Oddly, the guests for the evening were Chris and Lorin Rowan, who played with brother Peter many a night in the late 70s at Rancho Nicasio, the nightclub in Marin County that you may recall from my recent San Francisco post. What are the chances that 30 years later I’d walk into a barn on Plochman Lane in my hometown and find them playing? They still play often at Rancho Nicasio too.
Next up Levon. To zealous and loving applause he comes out and sits at the drums. He looks frail, and starch white, his dentures now too big for his throat cancer survivor thin face.

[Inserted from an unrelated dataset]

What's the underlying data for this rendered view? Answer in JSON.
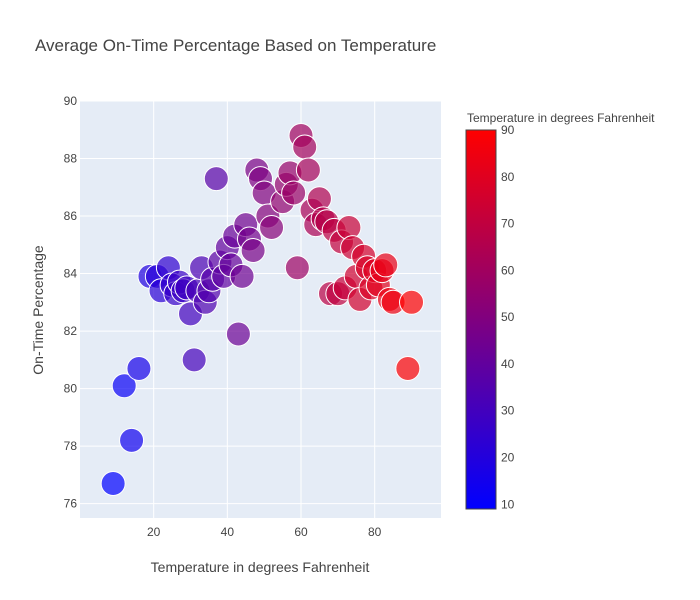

But when he starts drumming it becomes clear that he is still the old master; always on time; eyes and smile communicating with fellow musicians; he is Levon. On doctor’s orders not to sing, he played his drums for us pa rum pum pum pum, and his mandolin too. His daughter Amy and a few guys in the band covered the vocals brilliantly for him.
Song highlights for me were a honky tonkish Simple Twist of Fate. It Makes No Difference, out no doubt to Ezra, brother of Amy, who died a week earlier, a suicide story as sad as any. And Cassandra Wilson, with her sweet deep jazz voice taking a few verses of The Weight. That song hasn’t sounded as good since the Staples got a hold of it.